Il cambio di nome, e il perché

Gemini Notebook resta un prodotto autonomo, ma il nuovo nome segnala una distribuzione più ampia: ora si integra con l’app Gemini, con un’integrazione in arrivo nella AI Mode della Ricerca Google. Google afferma che lo strumento ha superato i 30 milioni di utenti individuali e più di 600.000 organizzazioni — numeri che spiegano perché venga portato verso il centro del brand Gemini invece di restare una curiosità di Labs.

Un computer cloud per ogni notebook

La novità sostanziale è sotto il cofano: ogni notebook ora ha accesso a un computer cloud sicuro e sandboxed — un ambiente di esecuzione isolato sulla piattaforma di code-execution di Google Cloud, dotato di oltre 100 competenze software curate. Gemini scrive ed esegue Python in modo nativo sulle fonti caricate nel notebook, restituendo grafici, tabelle e documenti di output invece di semplici riassunti testuali.

Cosa sblocca

Il cambiamento pratico è dal leggere al calcolare: carica i fogli di calcolo di un trimestre e il notebook può davvero eseguire l’analisi di coorte; carica un dataset insieme ad alcuni paper e può riprodurre le figure.
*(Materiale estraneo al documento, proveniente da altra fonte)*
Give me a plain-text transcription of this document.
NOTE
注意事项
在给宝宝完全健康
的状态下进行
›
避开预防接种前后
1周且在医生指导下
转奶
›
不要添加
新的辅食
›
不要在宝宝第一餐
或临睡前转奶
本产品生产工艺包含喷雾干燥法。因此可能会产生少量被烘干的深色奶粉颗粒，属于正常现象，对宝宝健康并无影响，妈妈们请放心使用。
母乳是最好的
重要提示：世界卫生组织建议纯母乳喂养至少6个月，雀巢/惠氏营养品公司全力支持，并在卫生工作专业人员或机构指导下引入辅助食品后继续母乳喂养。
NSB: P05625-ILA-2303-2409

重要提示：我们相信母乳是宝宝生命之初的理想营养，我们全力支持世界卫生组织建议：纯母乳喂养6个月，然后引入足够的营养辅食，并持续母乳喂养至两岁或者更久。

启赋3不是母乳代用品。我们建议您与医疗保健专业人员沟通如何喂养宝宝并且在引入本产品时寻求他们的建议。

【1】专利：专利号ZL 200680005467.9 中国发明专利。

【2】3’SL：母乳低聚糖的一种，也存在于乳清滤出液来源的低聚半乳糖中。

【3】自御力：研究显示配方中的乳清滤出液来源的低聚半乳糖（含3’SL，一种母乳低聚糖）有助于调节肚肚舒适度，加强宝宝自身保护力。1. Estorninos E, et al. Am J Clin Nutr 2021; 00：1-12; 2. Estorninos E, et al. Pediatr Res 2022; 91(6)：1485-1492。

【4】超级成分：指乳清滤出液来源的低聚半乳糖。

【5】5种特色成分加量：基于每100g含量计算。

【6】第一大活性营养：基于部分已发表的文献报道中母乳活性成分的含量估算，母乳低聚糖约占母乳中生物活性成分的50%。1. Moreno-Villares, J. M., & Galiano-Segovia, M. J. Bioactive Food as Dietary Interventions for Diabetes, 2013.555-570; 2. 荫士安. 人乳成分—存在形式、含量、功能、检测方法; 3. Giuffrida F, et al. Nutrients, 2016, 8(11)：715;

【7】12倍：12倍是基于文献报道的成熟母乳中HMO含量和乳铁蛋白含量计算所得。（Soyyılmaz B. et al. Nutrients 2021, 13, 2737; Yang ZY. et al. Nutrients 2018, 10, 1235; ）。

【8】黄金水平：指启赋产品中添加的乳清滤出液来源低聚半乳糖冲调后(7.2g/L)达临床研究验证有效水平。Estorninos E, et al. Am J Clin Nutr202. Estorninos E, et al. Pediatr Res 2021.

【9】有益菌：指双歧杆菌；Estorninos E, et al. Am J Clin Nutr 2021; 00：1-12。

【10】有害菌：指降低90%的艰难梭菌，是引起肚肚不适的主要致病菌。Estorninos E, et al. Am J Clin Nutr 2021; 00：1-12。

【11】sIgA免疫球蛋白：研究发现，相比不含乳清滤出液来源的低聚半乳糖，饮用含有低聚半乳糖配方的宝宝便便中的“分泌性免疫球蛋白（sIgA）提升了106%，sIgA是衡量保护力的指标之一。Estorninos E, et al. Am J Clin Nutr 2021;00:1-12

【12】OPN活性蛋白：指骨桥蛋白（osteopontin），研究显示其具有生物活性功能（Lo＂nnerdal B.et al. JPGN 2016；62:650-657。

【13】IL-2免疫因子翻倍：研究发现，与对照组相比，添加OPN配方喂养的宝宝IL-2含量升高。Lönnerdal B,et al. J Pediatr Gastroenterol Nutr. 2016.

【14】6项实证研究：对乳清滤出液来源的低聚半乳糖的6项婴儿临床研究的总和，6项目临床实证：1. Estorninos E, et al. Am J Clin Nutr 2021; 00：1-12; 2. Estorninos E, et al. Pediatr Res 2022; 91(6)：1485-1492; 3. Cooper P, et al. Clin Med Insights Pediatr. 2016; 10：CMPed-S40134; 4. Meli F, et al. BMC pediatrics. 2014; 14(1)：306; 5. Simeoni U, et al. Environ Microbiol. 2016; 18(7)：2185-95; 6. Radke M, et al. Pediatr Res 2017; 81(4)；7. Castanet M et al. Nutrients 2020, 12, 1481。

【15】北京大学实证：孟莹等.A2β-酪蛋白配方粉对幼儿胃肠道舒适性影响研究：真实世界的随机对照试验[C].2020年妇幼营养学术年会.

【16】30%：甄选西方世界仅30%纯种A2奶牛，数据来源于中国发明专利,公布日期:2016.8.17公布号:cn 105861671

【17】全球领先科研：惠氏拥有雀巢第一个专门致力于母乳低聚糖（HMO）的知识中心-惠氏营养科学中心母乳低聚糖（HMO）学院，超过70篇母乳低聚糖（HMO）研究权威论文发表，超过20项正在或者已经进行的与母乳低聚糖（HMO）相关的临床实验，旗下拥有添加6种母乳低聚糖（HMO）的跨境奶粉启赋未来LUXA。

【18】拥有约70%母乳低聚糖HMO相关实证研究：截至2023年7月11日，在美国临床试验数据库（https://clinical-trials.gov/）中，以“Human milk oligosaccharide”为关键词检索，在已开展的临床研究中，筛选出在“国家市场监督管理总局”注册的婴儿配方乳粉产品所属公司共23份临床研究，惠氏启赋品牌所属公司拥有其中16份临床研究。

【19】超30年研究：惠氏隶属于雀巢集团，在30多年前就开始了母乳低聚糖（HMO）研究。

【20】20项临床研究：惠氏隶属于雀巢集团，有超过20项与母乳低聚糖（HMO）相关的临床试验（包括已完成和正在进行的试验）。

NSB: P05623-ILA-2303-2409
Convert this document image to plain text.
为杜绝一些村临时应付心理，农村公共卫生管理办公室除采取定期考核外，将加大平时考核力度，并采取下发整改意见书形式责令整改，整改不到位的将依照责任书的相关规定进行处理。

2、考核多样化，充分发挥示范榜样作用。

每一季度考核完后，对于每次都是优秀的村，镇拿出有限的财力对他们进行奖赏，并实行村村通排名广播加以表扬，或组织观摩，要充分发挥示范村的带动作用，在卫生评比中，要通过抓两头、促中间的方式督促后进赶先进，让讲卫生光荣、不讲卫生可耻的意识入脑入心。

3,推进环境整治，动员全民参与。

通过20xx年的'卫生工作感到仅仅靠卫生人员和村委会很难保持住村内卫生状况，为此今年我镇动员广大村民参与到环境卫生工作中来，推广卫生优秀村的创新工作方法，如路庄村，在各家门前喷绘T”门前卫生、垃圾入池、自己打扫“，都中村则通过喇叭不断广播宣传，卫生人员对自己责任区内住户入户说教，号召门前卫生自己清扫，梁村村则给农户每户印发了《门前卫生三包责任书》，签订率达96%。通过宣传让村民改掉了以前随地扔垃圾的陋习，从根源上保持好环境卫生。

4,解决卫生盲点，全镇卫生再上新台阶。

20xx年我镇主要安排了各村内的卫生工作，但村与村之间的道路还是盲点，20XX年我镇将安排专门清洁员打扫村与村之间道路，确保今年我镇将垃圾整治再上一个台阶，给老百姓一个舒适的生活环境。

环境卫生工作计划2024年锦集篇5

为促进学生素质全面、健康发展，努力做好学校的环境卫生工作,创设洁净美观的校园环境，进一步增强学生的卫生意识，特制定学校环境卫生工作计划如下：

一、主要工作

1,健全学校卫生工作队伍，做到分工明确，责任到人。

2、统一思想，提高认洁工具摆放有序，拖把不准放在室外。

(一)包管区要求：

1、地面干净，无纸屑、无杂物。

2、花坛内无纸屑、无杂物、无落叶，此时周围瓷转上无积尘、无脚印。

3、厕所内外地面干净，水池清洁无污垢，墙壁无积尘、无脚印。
È la stessa direzione agentica che OpenAI ha preso con il code interpreter di ChatGPT e Anthropic con gli strumenti di analisi di Claude — ma collegata al vincolo distintivo di NotebookLM, secondo cui le risposte restano ancorate alle fonti dell’utente.

Chi lo riceve, e quando

L’esecuzione del codice è disponibile da ora per gli abbonati a Google AI Ultra e per i clienti business di Workspace con AI Ultra Access o AI Expanded Access, e arriverà agli utenti Pro ($19.99/mese) sul web nelle prossime settimane. La scelta dei livelli di accesso conta: la funzione principale del prodotto AI più virale di Google è, per ora, un upsell verso le fasce più costose.